Certains utilisateurs pensent que le problème vient d’une mauvaise chimie de peau personnelle, mais la réalité est plus universelle. Les huiles corporelles, la transpiration, les rayons UV et la chaleur peuvent faire remonter les plastifiants à la surface de la monture, la recouvrant d’une décoloration blanche laiteuse. Ce n’est donc pas une question de malchance, mais de chimie appliquée à un matériau vieillissant, exactement comme un vernis à ongles ou une peinture qui craquelle avec le temps.

C’est précisément pour cette raison que le coup de chiffon, même généreux, ne change rien : on ne nettoie pas une transformation moléculaire. Sur un forum spécialisé, un porteur de lunettes en acétate résumait la frustration ambiante : ses montures ont un voile ou un film bien net à l’endroit où sa peau touche les branches, terne, sans vie. Le vinaigre blanc, souvent recommandé pour détartrer les verres passés au lave-vaisselle, agit sur du calcaire déposé en surface, un tout autre phénomène que celui qui touche l’acétate en profondeur.

Limiter les dégâts, sans miracle mais avec méthode

La bonne nouvelle, c’est que le processus peut être ralenti, même s’il ne peut pas être stoppé net. La règle la plus efficace reste la fréquence : essuyer les montures quotidiennement avec un chiffon doux, avant que les dépôts de sébum et de sueur n’aient le temps de s’incruster. Nettoyer les branches avec la même solution que celle utilisée pour les verres, en insistant avec un chiffon, donne de bons résultats à condition de le faire assez souvent pour que les marques n’aient pas le temps de s’installer.

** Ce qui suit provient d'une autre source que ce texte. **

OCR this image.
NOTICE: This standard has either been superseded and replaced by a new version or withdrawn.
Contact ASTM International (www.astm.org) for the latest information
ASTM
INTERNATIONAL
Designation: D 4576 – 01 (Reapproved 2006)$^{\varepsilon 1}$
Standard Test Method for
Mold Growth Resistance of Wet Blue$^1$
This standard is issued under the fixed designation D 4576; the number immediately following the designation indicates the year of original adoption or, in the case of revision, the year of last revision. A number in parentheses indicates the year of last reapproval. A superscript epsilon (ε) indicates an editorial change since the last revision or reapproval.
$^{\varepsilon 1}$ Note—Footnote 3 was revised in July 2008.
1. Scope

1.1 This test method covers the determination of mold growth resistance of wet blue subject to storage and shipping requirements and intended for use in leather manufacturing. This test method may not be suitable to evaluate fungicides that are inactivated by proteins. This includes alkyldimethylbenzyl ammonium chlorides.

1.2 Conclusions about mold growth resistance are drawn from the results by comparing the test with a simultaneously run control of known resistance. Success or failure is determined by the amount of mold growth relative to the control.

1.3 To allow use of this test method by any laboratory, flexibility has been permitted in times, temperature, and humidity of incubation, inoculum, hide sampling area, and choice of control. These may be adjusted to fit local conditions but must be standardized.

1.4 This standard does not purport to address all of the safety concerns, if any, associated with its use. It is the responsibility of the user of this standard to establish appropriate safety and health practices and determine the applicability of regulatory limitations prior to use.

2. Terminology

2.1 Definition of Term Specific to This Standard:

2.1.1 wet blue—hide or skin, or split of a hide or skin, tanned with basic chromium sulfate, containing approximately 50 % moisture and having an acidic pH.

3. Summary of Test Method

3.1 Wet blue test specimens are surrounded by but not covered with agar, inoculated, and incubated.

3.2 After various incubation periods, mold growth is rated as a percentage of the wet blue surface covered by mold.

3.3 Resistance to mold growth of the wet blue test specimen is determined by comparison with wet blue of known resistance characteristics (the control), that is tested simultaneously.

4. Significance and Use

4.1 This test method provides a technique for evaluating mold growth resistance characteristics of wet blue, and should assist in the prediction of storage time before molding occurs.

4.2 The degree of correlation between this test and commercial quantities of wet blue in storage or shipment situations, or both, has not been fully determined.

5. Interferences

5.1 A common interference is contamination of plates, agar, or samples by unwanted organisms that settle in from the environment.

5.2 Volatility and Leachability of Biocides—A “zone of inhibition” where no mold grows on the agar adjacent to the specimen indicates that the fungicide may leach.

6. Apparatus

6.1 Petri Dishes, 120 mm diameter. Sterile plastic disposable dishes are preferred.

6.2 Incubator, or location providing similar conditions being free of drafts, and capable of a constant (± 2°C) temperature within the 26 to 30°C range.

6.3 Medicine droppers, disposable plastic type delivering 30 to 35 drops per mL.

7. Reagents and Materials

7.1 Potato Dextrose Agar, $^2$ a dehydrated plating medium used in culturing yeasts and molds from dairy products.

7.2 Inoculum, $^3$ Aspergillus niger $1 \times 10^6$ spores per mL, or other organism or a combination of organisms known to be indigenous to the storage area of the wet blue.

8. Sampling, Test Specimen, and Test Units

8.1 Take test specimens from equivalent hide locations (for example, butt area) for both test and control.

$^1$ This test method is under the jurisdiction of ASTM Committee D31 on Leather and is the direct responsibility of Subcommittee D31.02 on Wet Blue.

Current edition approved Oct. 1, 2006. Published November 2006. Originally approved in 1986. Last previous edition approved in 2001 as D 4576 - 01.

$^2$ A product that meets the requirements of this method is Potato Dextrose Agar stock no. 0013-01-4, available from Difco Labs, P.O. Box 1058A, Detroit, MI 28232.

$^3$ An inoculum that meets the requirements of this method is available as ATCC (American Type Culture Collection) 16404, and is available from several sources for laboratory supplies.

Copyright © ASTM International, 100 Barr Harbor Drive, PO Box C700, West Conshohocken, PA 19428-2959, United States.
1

Éviter les sources de chaleur excessive compte tout autant que le nettoyage. Laisser ses lunettes sur la plage arrière de la voiture en plein soleil, ou près d’une plaque de cuisson, revient à appuyer sur l’accélérateur de la dégradation. Ne laissez pas les lunettes au soleil dans la voiture, sur le tableau de bord, ou près d’une source de chaleur intense, car cela déforme l’acétate et accélère la fuite des plastifiants. Le stockage compte aussi : une lunette rangée dans un étui fermé hermétiquement pendant des semaines n’est pas forcément mieux traitée qu’une lunette laissée à l’air libre, car certains matériaux d’étui peuvent réagir avec l’acétate.

Quand le voile est déjà installé, les remèdes maison qui circulent en ligne (dentifrice, beurre de cacahuète, baume à lèvres) ne font en réalité que masquer temporairement le problème en huilant la surface, sans rien réparer en profondeur. La solution la plus fiable reste le passage chez un opticien équipé pour polir professionnellement l’acétate, une opération qui retire la couche superficielle abîmée pour révéler un matériau plus sain en dessous, sans garantir un résultat parfait sur des montures très anciennes ou très abîmées.

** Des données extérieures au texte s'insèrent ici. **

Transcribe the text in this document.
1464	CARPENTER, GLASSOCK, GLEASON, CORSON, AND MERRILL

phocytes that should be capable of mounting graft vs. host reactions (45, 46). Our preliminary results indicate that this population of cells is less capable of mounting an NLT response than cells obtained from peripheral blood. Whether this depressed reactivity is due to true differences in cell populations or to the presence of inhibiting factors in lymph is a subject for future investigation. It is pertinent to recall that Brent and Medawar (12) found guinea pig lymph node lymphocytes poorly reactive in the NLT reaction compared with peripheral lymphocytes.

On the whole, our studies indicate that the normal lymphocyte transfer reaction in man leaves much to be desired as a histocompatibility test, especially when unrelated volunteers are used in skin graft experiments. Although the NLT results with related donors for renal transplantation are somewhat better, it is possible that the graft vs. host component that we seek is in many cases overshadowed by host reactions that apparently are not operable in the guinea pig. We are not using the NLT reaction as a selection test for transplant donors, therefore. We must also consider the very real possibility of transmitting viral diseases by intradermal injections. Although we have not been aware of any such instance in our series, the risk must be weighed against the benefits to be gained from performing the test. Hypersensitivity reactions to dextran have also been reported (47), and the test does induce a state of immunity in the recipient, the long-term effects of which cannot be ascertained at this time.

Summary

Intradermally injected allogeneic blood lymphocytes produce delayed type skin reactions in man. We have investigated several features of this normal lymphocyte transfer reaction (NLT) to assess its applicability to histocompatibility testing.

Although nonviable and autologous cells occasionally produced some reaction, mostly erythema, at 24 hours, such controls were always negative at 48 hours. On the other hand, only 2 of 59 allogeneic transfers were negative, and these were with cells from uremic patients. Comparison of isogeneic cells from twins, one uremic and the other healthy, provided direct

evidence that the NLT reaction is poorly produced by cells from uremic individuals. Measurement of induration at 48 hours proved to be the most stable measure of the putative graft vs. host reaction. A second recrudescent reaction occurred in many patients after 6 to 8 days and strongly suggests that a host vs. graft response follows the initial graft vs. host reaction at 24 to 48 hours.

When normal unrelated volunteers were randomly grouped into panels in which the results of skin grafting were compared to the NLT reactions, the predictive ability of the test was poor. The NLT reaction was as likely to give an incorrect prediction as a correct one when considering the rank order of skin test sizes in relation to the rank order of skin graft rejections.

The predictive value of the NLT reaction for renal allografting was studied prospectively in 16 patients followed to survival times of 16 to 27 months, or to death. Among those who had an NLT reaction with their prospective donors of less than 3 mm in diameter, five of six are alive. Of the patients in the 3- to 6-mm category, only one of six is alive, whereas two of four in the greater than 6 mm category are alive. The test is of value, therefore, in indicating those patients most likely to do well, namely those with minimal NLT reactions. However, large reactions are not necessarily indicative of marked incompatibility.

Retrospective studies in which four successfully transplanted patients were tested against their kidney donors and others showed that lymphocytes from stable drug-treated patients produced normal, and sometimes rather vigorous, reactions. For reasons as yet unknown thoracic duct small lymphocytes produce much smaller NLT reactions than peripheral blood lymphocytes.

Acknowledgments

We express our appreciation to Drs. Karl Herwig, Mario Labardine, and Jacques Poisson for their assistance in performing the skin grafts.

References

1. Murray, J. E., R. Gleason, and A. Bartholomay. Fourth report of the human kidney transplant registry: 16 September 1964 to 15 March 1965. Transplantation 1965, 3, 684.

Un détail mérite d’être connu avant de blâmer sa propre transpiration : une bonne partie des montures vendues aujourd’hui comme « acétate » sont en réalité des plastiques injectés hybrides, bien moins nobles que le vrai acétate de cellulose fabriqué à partir de fibres naturelles. Un contributeur de forum le soulignait avec une pointe d’ironie en se demandant si de nos jours, on trouve encore beaucoup de montures en acétate de cellulose authentique. Paradoxalement, ce sont souvent les montures les plus haut de gamme, fabriquées avec un acétate riche en plastifiants pour un rendu brillant et coloré, qui blanchissent le plus vite au contact intensif de la sueur estivale.